Every few weeks I seem to get a new YouTube video emailed to me.
It's of an African-American leader speaking out about how the black community has been had by the Democratic Party. The opinions aren't new; there is a proud tradition of black conservatism in this country. But the online medium by which these messages are gaining purchase is. And it's powerful.
I credit Dr. Ben Carson with launching this ongoing digital barrage of African-American apostasy, as liberals tend to see it. Carson is the director of pediatric neurosurgery at Johns Hopkins University and a 2008 recipient of the nation's highest civilian honor, the Presidential Medal of Freedom. He's also, as of this week, a potential 2016 Republican presidential candidate.
Carson stood at the podium of the National Prayer Breakfast in Washington, D.C. last year, with President Obama sitting beside him, and delivered an excoriating analysis of Obamacare, excessive taxation and government overreach. Needless to say, it got noticed.

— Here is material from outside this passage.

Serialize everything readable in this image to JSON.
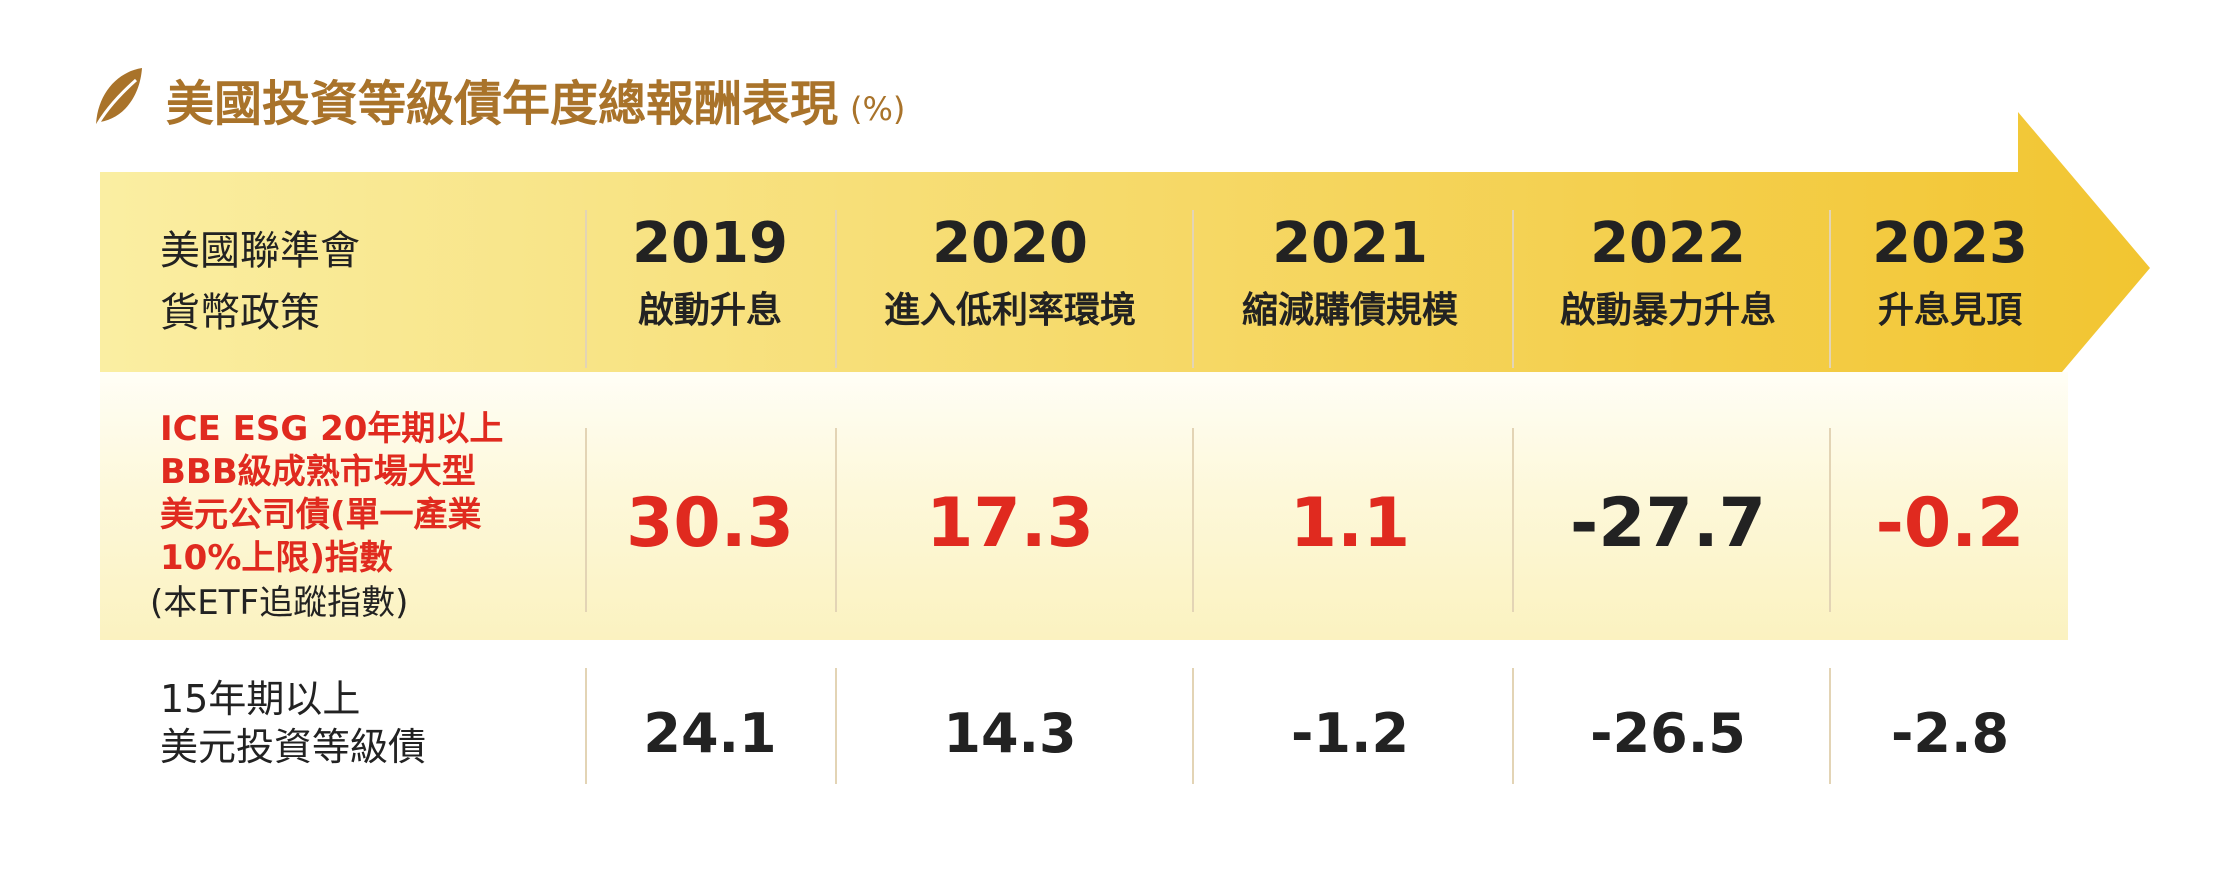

Carson's speech ignited a firestorm of agreement. That's what happens when you tap into a largely unspoken truth. It was followed by similar online talks by respected African-American leaders, Louisiana state Sen. Elbert Guillory among them. Guillory has received 1.2 million views so far on his compelling YouTube video, "Why I am a Republican." His state senate district has around 120,000 residents.

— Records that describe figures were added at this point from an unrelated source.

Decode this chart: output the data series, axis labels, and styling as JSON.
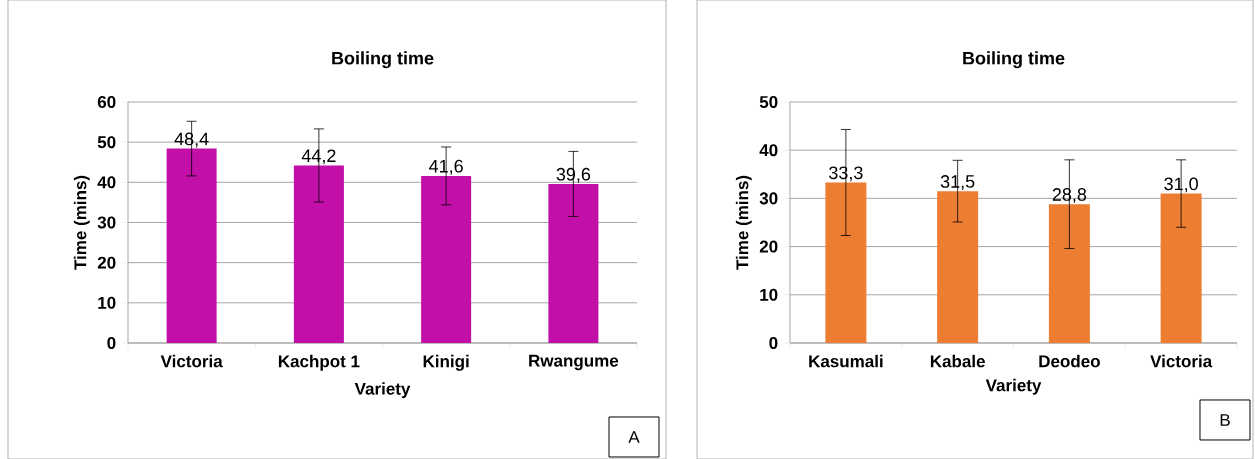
{
  "chart_data": [
    {
      "type": "bar",
      "title": "Boiling time",
      "xlabel": "Variety",
      "ylabel": "Time (mins)",
      "categories": [
        "Victoria",
        "Kachpot 1",
        "Kinigi",
        "Rwangume"
      ],
      "values": [
        48.4,
        44.2,
        41.6,
        39.6
      ],
      "value_labels": [
        "48,4",
        "44,2",
        "41,6",
        "39,6"
      ],
      "errors": [
        6.8,
        9.1,
        7.2,
        8.1
      ],
      "color": "#c20fa8",
      "ylim": [
        0,
        60
      ],
      "yticks": [
        0,
        10,
        20,
        30,
        40,
        50,
        60
      ],
      "grid": "y",
      "annotations": [
        "A"
      ]
    },
    {
      "type": "bar",
      "title": "Boiling time",
      "xlabel": "Variety",
      "ylabel": "Time (mins)",
      "categories": [
        "Kasumali",
        "Kabale",
        "Deodeo",
        "Victoria"
      ],
      "values": [
        33.3,
        31.5,
        28.8,
        31.0
      ],
      "value_labels": [
        "33,3",
        "31,5",
        "28,8",
        "31,0"
      ],
      "errors": [
        11.0,
        6.4,
        9.2,
        7.0
      ],
      "color": "#ed7d31",
      "ylim": [
        0,
        50
      ],
      "yticks": [
        0,
        10,
        20,
        30,
        40,
        50
      ],
      "grid": "y",
      "annotations": [
        "B"
      ]
    }
  ]
}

Chicago community activists Paul McKinley, Mark Carter, Joseph Watkins and Harold "Noonie" Ward delivered a pro-conservative and anti-Democratic Party message less than two weeks ago on YouTube. It already has 925,000 views. African-American author Deneen Borelli is unsurprisingly causing a stir with her new book, "Blacklash: How Obama and the Left Are Driving Americans to the Government Plantation."
The election Tuesday of unabashed black conservatives Tim Scott as North Carolina's new U.S. senator and Mia Love as Utah's new congresswoman for the Fourth District augurs well for this movement's future, too. Love, you may recall, electrified an audience with her life story and refusal to be categorized as a victim at the Republican National Convention in 2012. I was part of that audience.

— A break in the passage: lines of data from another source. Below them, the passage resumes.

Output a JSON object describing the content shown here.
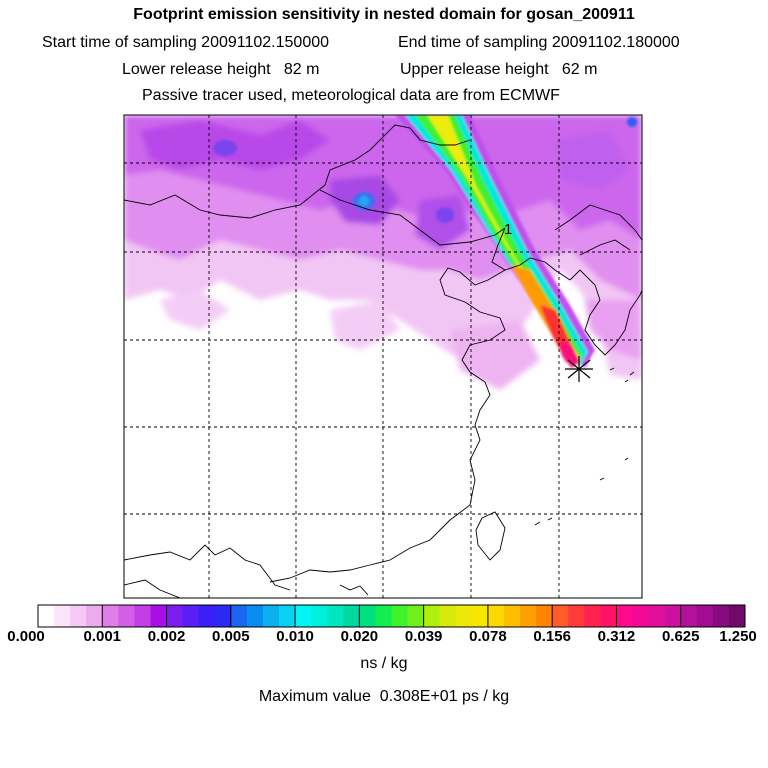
{
  "titles": {
    "line1": "Footprint emission sensitivity in nested domain for gosan_200911",
    "start_label": "Start time of sampling 20091102.150000",
    "end_label": "End time of sampling 20091102.180000",
    "lower_label": "Lower release height   82 m",
    "upper_label": "Upper release height   62 m",
    "line4": "Passive tracer used, meteorological data are from ECMWF"
  },
  "map": {
    "plume_label": "1",
    "marker_icon": "star-receptor-icon"
  },
  "colorbar": {
    "tick_labels": [
      "0.000",
      "0.001",
      "0.002",
      "0.005",
      "0.010",
      "0.020",
      "0.039",
      "0.078",
      "0.156",
      "0.312",
      "0.625",
      "1.250"
    ],
    "colors": [
      "#ffffff",
      "#fbe4fb",
      "#f5c8f5",
      "#eeaaee",
      "#e07ee8",
      "#d45ee6",
      "#c23ee6",
      "#a80fe6",
      "#7a1ef0",
      "#5a1ef6",
      "#3c1ef8",
      "#2a2af4",
      "#1a66f2",
      "#0a8cf0",
      "#0cb0f0",
      "#0ad0f2",
      "#00f6f6",
      "#00eedc",
      "#00e6c0",
      "#00d8a0",
      "#00e080",
      "#10ee50",
      "#40f22c",
      "#70f018",
      "#b0f010",
      "#d8ea0a",
      "#ece80a",
      "#f6e600",
      "#ffd800",
      "#ffbe00",
      "#ffa000",
      "#ff8200",
      "#ff5c28",
      "#ff3a3a",
      "#ff2250",
      "#ff1266",
      "#ff0a8c",
      "#f20a96",
      "#e0109c",
      "#cc10a0",
      "#b4109c",
      "#a00c92",
      "#880a80",
      "#700a6a"
    ],
    "unit": "ns / kg",
    "maximum_value": "Maximum value  0.308E+01 ps / kg"
  }
}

She also cut to the chase Tuesday about what this growing conservative black movement is all about -- individualism over collectivism. In a post-election interview with CNN, Love was asked how her race and gender were a factor in her victory. She fired back:
"First of all, I think what we need to mention here is this had nothing to do with race," Love said. "Understand that Utahns have made a statement that they're not interested in dividing Americans based on race or gender, that they want to make sure that they're electing people who are honest and who have integrity . . ."
In other words, it was the content of Love's character that got her elected, not the color of her skin.
What a radical notion. Where have we heard that before?
I was reminded by an emerging conservative leader in New York, the 2013 City Comptroller candidate John Burnett, who also happens to be black, that economic collectivism was at the core of early African-American civil rights successes in this country. The Montgomery bus boycott broke the back of that city financially, and so it was forced to relent on its racist back-of-the-bus policy. It's no wonder then that collectivism remains deeply rooted in the psyche of many African Americans. But through Carson and others there are clear indications that its popularity and usefulness is waning.
Fifty-nine years after Montgomery, there is a growing core of African-American intellectuals espousing individualism as the key to true black advancement in this country, one man and one woman at a time.
William F. B. O'Reilly is a Republican consultant who worked on the Rob Astorino campaign for governor.